6. Extra Information in News
National Company Law Tribunal (NCLT)
- The National Company Law Tribunal is a quasi-judicial body in India that adjudicates issues relating to Indian companies.
- The tribunal was established under the Companies Act 2013 and was constituted on 1 June 2016 by the government of India
- It is based on the recommendation of the Balakrishna Eradi committee on law relating to the insolvency and the winding up of companies.
- All proceedings under the Companies Act, including proceedings relating to arbitration, compromise, arrangements, reconstructions and the winding up of companies shall be disposed off by the National Company Law Tribunal.
- The NCLT bench is chaired by a Judicial member who is supposed to be a retired or a serving High Court Judge and a Technical member who must be from the Indian Corporate Law Service, ICLS Cadre.
- The National Company Law Tribunal is the adjudicating authority for the insolvency resolution process of companies and limited liability partnerships under the Insolvency and Bankruptcy Code, 2016.
- No criminal court shall have jurisdiction to entertain any suit or proceeding in respect of any matter which the Tribunal or the Appellate Tribunal is empowered to determine by or under this Act or any other law for the time being in force and no injunction shall be granted by any court or other authority in respect of any action taken or to be taken in pursuance of any power conferred by or under this Act or any other law for the time being in force, by the Tribunal or the Appellate Tribunal.
- The tribunal has sixteen benches, six at New Delhi (one being the principal bench) and two at Ahmedabad, one at Allahabad, one at Bengaluru, one at Chandigarh, two at Chennai, one at Cuttack, one at Guwahati, three at Hyderabad of which one is at Amaravathi, one at Jaipur, one at Kochi, two at Kolkata and five at Mumbai.
- Of the two new benches approved to be set up, one each in Indore and Amaravathi, the Indore bench is yet to be notified.
- Except the Bench at Amaravathi, all the benches have been notified as division benches.
- Decisions of the tribunal may be appealed to the National Company Law Appellate Tribunal, the decisions of which may further be appealed to the Supreme Court of India on a point of law.
- The Supreme Court of India has upheld the Insolvency and Bankruptcy Code in its entirety.
- The National Company Law Tribunal has the power under the Companies Act to adjudicate proceedings:
- Initiated before the Company Law Board under the previous act (the Companies Act 1956)
- Pending before the Board for Industrial and Financial Reconstruction, including those pending under the Sick Industrial Companies (Special Provisions) Act, 1985
- Pending before the Appellate Authority for Industrial and Financial Reconstruction; and
- Pertaining to claims of oppression and mismanagement of a company, winding up of companies and all other powers prescribed under the Companies
2. National Wildlife Board of India (NWBI)
- NBWL is a statutory body as it has been constituted under Section 5 A the Wildlife Protection Act, 1972.
- It is the apex body to review all wildlife-related matters and approve projects in and around national parks and sanctuaries i.e.

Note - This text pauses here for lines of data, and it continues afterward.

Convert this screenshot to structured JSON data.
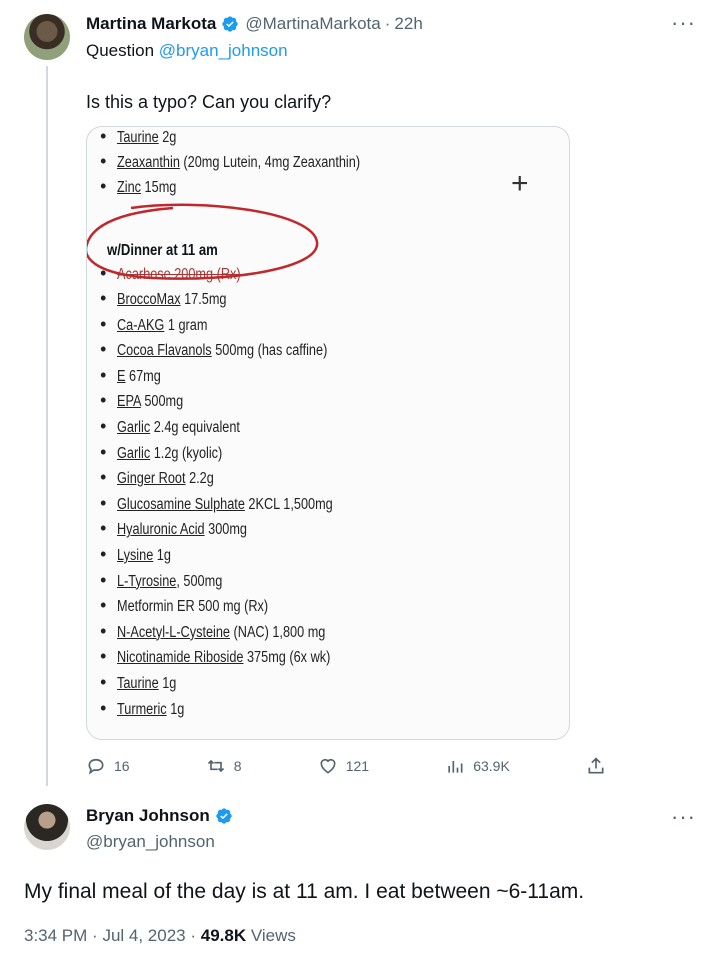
{
  "original_tweet": {
    "author_name": "Martina Markota",
    "author_handle": "@MartinaMarkota",
    "time_ago": "22h",
    "reply_prefix": "Question",
    "reply_mention": "@bryan_johnson",
    "text": "Is this a typo? Can you clarify?",
    "image": {
      "top_items": [
        {
          "u": "Taurine",
          "rest": " 2g"
        },
        {
          "u": "Zeaxanthin",
          "rest": " (20mg Lutein, 4mg Zeaxanthin)"
        },
        {
          "u": "Zinc",
          "rest": " 15mg"
        }
      ],
      "heading": "w/Dinner at 11 am",
      "struck_item": "Acarbose 200mg (Rx)",
      "items": [
        {
          "u": "BroccoMax",
          "rest": " 17.5mg"
        },
        {
          "u": "Ca-AKG",
          "rest": " 1 gram"
        },
        {
          "u": "Cocoa Flavanols",
          "rest": " 500mg (has caffine)"
        },
        {
          "u": "E",
          "rest": " 67mg"
        },
        {
          "u": "EPA",
          "rest": " 500mg"
        },
        {
          "u": "Garlic",
          "rest": " 2.4g equivalent"
        },
        {
          "u": "Garlic",
          "rest": " 1.2g (kyolic)"
        },
        {
          "u": "Ginger Root",
          "rest": " 2.2g"
        },
        {
          "u": "Glucosamine Sulphate",
          "rest": " 2KCL 1,500mg"
        },
        {
          "u": "Hyaluronic Acid",
          "rest": " 300mg"
        },
        {
          "u": "Lysine",
          "rest": " 1g"
        },
        {
          "u": "L-Tyrosine",
          "rest": ", 500mg"
        },
        {
          "u": "",
          "rest": "Metformin ER 500 mg (Rx)"
        },
        {
          "u": "N-Acetyl-L-Cysteine",
          "rest": " (NAC) 1,800 mg"
        },
        {
          "u": "Nicotinamide Riboside",
          "rest": " 375mg (6x wk)"
        },
        {
          "u": "Taurine",
          "rest": " 1g"
        },
        {
          "u": "Turmeric",
          "rest": " 1g"
        }
      ]
    },
    "stats": {
      "replies": "16",
      "retweets": "8",
      "likes": "121",
      "views": "63.9K"
    }
  },
  "reply_tweet": {
    "author_name": "Bryan Johnson",
    "author_handle": "@bryan_johnson",
    "text": "My final meal of the day is at 11 am. I eat between ~6-11am.",
    "time": "3:34 PM",
    "date": "Jul 4, 2023",
    "views_count": "49.8K",
    "views_label": "Views"
  },
  "colors": {
    "link": "#1d9bf0",
    "secondary_text": "#536471",
    "annotation_red": "#c0282d"
  }
}
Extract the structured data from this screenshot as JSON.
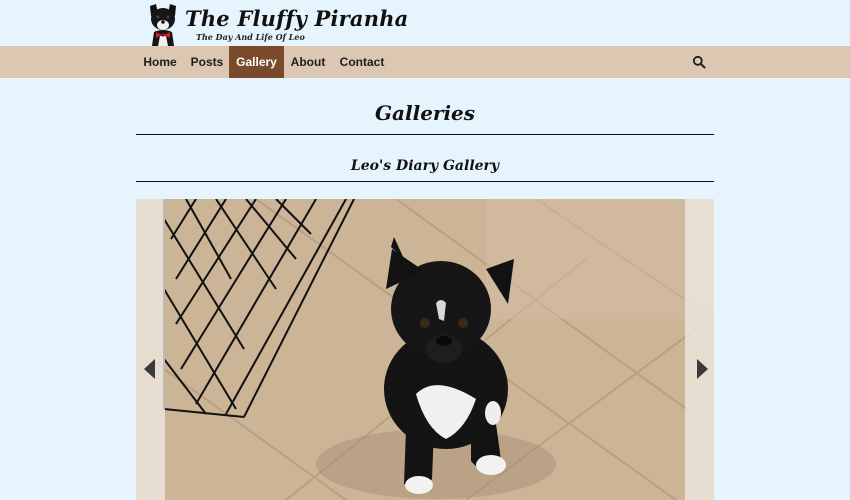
{
  "site": {
    "title": "The Fluffy Piranha",
    "tagline": "The Day And Life Of Leo"
  },
  "nav": {
    "items": [
      {
        "label": "Home",
        "active": false
      },
      {
        "label": "Posts",
        "active": false
      },
      {
        "label": "Gallery",
        "active": true
      },
      {
        "label": "About",
        "active": false
      },
      {
        "label": "Contact",
        "active": false
      }
    ],
    "search_icon": "search-icon"
  },
  "main": {
    "page_title": "Galleries",
    "gallery_title": "Leo's Diary Gallery"
  },
  "slider": {
    "prev_icon": "triangle-left",
    "next_icon": "triangle-right",
    "photo": "puppy-photo"
  },
  "colors": {
    "background": "#e6f4fd",
    "nav_background": "#dcc7b3",
    "nav_active": "#7a4a2c"
  }
}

Protected Areas.
- In 2003, NBWL was constituted. Its term lapsed in 2013. In 2014, it was reconstituted (was notified on July 22, 2014).

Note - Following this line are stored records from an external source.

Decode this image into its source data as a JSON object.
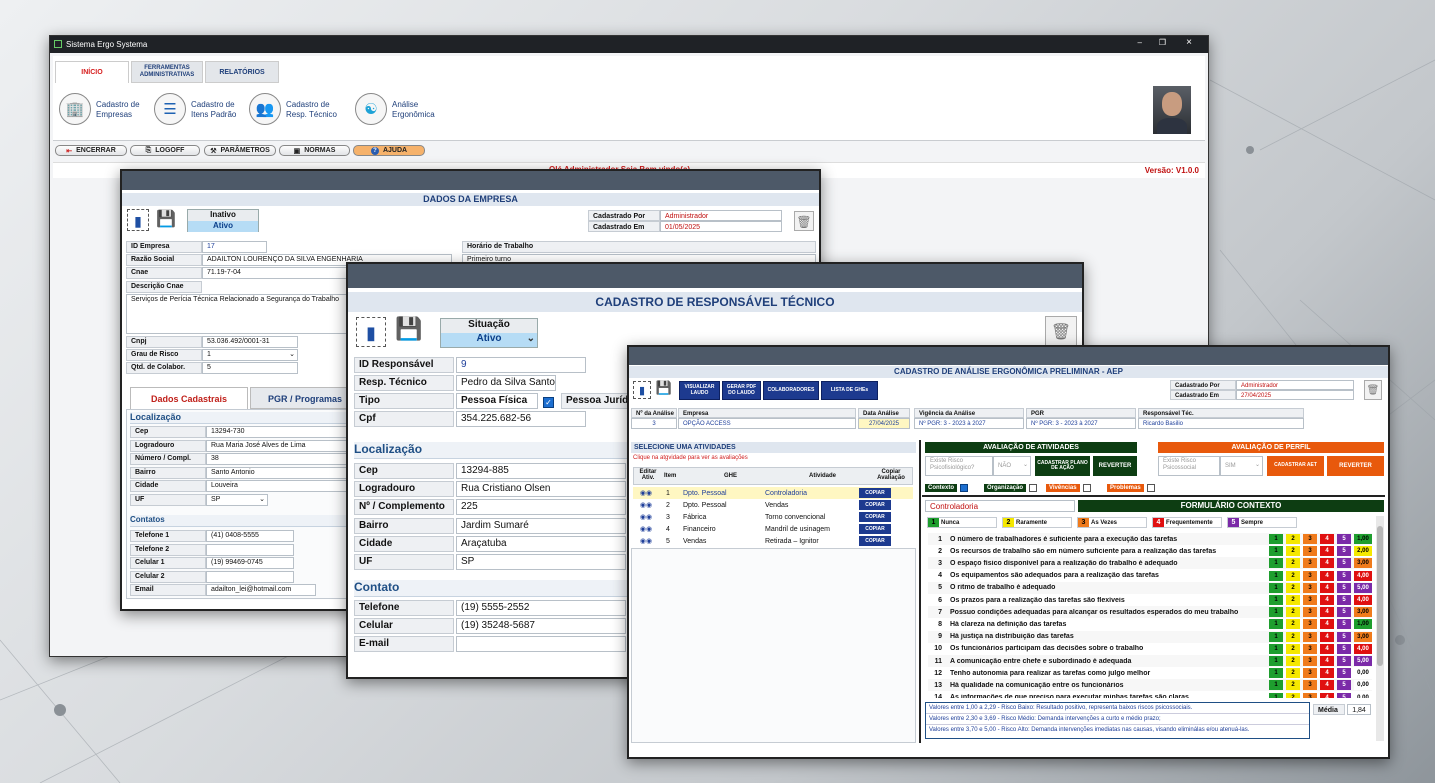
{
  "main": {
    "title": "Sistema Ergo Systema",
    "tabs": [
      "INÍCIO",
      "FERRAMENTAS ADMINISTRATIVAS",
      "RELATÓRIOS"
    ],
    "ribbon": [
      {
        "l1": "Cadastro de",
        "l2": "Empresas"
      },
      {
        "l1": "Cadastro de",
        "l2": "Itens Padrão"
      },
      {
        "l1": "Cadastro de",
        "l2": "Resp. Técnico"
      },
      {
        "l1": "Análise",
        "l2": "Ergonômica"
      }
    ],
    "toolbar": [
      "ENCERRAR",
      "LOGOFF",
      "PARÂMETROS",
      "NORMAS",
      "AJUDA"
    ],
    "greeting": "Olá Administrador Seja Bem vindo(a)",
    "version": "Versão: V1.0.0"
  },
  "empresa": {
    "title": "DADOS DA EMPRESA",
    "status_label": "Inativo",
    "status_value": "Ativo",
    "cad_por_label": "Cadastrado Por",
    "cad_por": "Administrador",
    "cad_em_label": "Cadastrado Em",
    "cad_em": "01/05/2025",
    "fields": {
      "id_l": "ID Empresa",
      "id": "17",
      "rs_l": "Razão Social",
      "rs": "ADAILTON LOURENÇO DA SILVA ENGENHARIA",
      "cnae_l": "Cnae",
      "cnae": "71.19-7-04",
      "desc_l": "Descrição Cnae",
      "desc": "Serviços de Perícia Técnica Relacionado a Segurança do Trabalho",
      "horario_l": "Horário de Trabalho",
      "horario": "Primeiro turno",
      "cnpj_l": "Cnpj",
      "cnpj": "53.036.492/0001-31",
      "grau_l": "Grau de Risco",
      "grau": "1",
      "qtd_l": "Qtd. de Colabor.",
      "qtd": "5"
    },
    "tabs": [
      "Dados Cadastrais",
      "PGR / Programas"
    ],
    "loc": "Localização",
    "loc_fields": [
      [
        "Cep",
        "13294-730"
      ],
      [
        "Logradouro",
        "Rua Maria José Alves de Lima"
      ],
      [
        "Número / Compl.",
        "38"
      ],
      [
        "Bairro",
        "Santo Antonio"
      ],
      [
        "Cidade",
        "Louveira"
      ],
      [
        "UF",
        "SP"
      ]
    ],
    "contatos": "Contatos",
    "cont_fields": [
      [
        "Telefone 1",
        "(41) 0408-5555"
      ],
      [
        "Telefone 2",
        ""
      ],
      [
        "Celular 1",
        "(19) 99469-0745"
      ],
      [
        "Celular 2",
        ""
      ],
      [
        "Email",
        "adailton_lei@hotmail.com"
      ]
    ]
  },
  "resp": {
    "title": "CADASTRO DE RESPONSÁVEL TÉCNICO",
    "sit_label": "Situação",
    "sit_value": "Ativo",
    "fields": [
      [
        "ID Responsável",
        "9"
      ],
      [
        "Resp. Técnico",
        "Pedro da Silva Santos"
      ],
      [
        "Tipo",
        "Pessoa Física"
      ],
      [
        "Cpf",
        "354.225.682-56"
      ]
    ],
    "tipo2": "Pessoa Jurídica",
    "loc": "Localização",
    "loc_fields": [
      [
        "Cep",
        "13294-885"
      ],
      [
        "Logradouro",
        "Rua Cristiano Olsen"
      ],
      [
        "Nº / Complemento",
        "225"
      ],
      [
        "Bairro",
        "Jardim Sumaré"
      ],
      [
        "Cidade",
        "Araçatuba"
      ],
      [
        "UF",
        "SP"
      ]
    ],
    "contato": "Contato",
    "cont_fields": [
      [
        "Telefone",
        "(19) 5555-2552"
      ],
      [
        "Celular",
        "(19) 35248-5687"
      ],
      [
        "E-mail",
        ""
      ]
    ]
  },
  "aep": {
    "title": "CADASTRO DE ANÁLISE ERGONÔMICA PRELIMINAR - AEP",
    "buttons": [
      "VISUALIZAR LAUDO",
      "GERAR PDF DO LAUDO",
      "COLABORADORES",
      "LISTA DE GHEs"
    ],
    "cad_por_label": "Cadastrado Por",
    "cad_por": "Administrador",
    "cad_em_label": "Cadastrado Em",
    "cad_em": "27/04/2025",
    "header": [
      "Nº da Análise",
      "Empresa",
      "Data Análise",
      "Vigência da Análise",
      "PGR",
      "Responsável Téc."
    ],
    "row": [
      "3",
      "OPÇÃO ACCESS",
      "27/04/2025",
      "Nº PGR: 3 - 2023 à 2027",
      "Nº PGR: 3 - 2023 à 2027",
      "Ricardo Basilio"
    ],
    "sel_title": "SELECIONE UMA ATIVIDADES",
    "sel_hint": "Clique na atgvidade para ver as avaliações",
    "act_cols": [
      "Editar Ativ.",
      "Item",
      "GHE",
      "Atividade",
      "Copiar Avaliação"
    ],
    "acts": [
      [
        "1",
        "Dpto. Pessoal",
        "Controladoria"
      ],
      [
        "2",
        "Dpto. Pessoal",
        "Vendas"
      ],
      [
        "3",
        "Fábrica",
        "Torno convencional"
      ],
      [
        "4",
        "Financeiro",
        "Mandril de usinagem"
      ],
      [
        "5",
        "Vendas",
        "Retirada – Ignitor"
      ]
    ],
    "copy": "COPIAR",
    "aval_title": "AVALIAÇÃO DE ATIVIDADES",
    "perfil_title": "AVALIAÇÃO DE PERFIL",
    "risco_psico": "Existe Risco Psicofisiológico?",
    "risco_psico_v": "NÃO",
    "cad_plano": "CADASTRAR PLANO DE AÇÃO",
    "reverter": "REVERTER",
    "risco_soc": "Existe Risco Psicossocial",
    "risco_soc_v": "SIM",
    "cad_aet": "CADASTRAR AET",
    "checks": [
      "Contexto",
      "Organização",
      "Vivências",
      "Problemas"
    ],
    "current": "Controladoria",
    "form_title": "FORMULÁRIO CONTEXTO",
    "legend": [
      [
        "1",
        "Nunca"
      ],
      [
        "2",
        "Raramente"
      ],
      [
        "3",
        "As Vezes"
      ],
      [
        "4",
        "Frequentemente"
      ],
      [
        "5",
        "Sempre"
      ]
    ],
    "questions": [
      [
        "1",
        "O número de trabalhadores é suficiente para a execução das tarefas",
        "1,00"
      ],
      [
        "2",
        "Os recursos de trabalho são em número suficiente para a realização das tarefas",
        "2,00"
      ],
      [
        "3",
        "O espaço físico disponível para a realização do trabalho é adequado",
        "3,00"
      ],
      [
        "4",
        "Os equipamentos são adequados para a realização das tarefas",
        "4,00"
      ],
      [
        "5",
        "O ritmo de trabalho é adequado",
        "5,00"
      ],
      [
        "6",
        "Os prazos para a realização das tarefas são flexíveis",
        "4,00"
      ],
      [
        "7",
        "Possuo condições adequadas para alcançar os resultados esperados do meu trabalho",
        "3,00"
      ],
      [
        "8",
        "Há clareza na definição das tarefas",
        "1,00"
      ],
      [
        "9",
        "Há justiça na distribuição das tarefas",
        "3,00"
      ],
      [
        "10",
        "Os funcionários participam das decisões sobre o trabalho",
        "4,00"
      ],
      [
        "11",
        "A comunicação entre chefe e subordinado é adequada",
        "5,00"
      ],
      [
        "12",
        "Tenho autonomia para realizar as tarefas como julgo melhor",
        "0,00"
      ],
      [
        "13",
        "Há qualidade na comunicação entre os funcionários",
        "0,00"
      ],
      [
        "14",
        "As informações de que preciso para executar minhas tarefas são claras",
        "0,00"
      ]
    ],
    "notes": [
      "Valores entre 1,00 a 2,29  - Risco Baixo: Resultado positivo, representa baixos riscos psicossociais.",
      "Valores entre 2,30 e 3,69 - Risco Médio: Demanda intervenções a curto e médio prazo;",
      "Valores entre 3,70 e 5,00 - Risco Alto: Demanda intervenções imediatas nas causas, visando eliminálas e/ou atenuá-las."
    ],
    "media_label": "Média",
    "media": "1,84"
  }
}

- It is a 47-member board (including the chairman) which usually meets once a year. It is chaired by Prime minister.
- The environment ministry has delegated all powers of the NBWL to a compliant Standing Committee which regularly meets and clears projects in Protected Areas.

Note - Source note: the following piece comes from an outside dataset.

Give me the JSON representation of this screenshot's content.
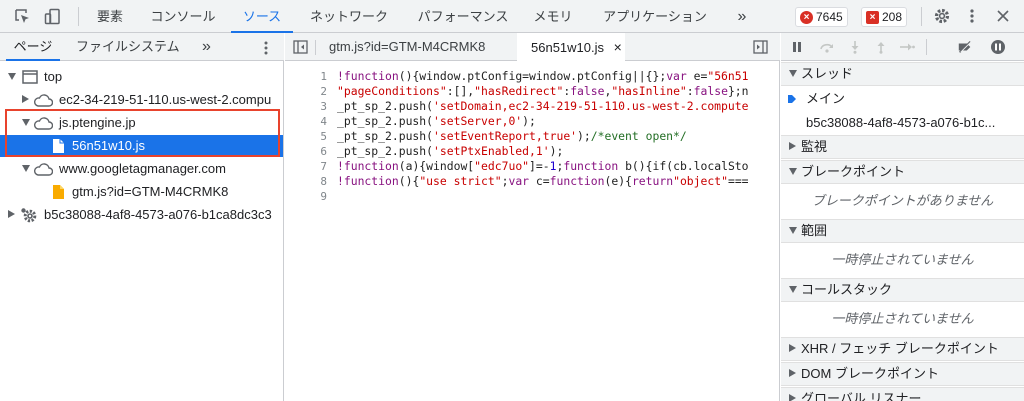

- The National Board may, at its discretion, constitute a Standing Committee under sub-section (1) of Section 5B to be chaired by Union Minister in charge of Forests and Wildlife.
- The WLPA (Wildlife Protection Act) mandates that without the approval /recommendation of the NBWL, construction of tourist lodges, alteration of the boundaries of PAs, destruction or diversion of wildlife habitat and de-notification of Tiger Reserves, cannot be done.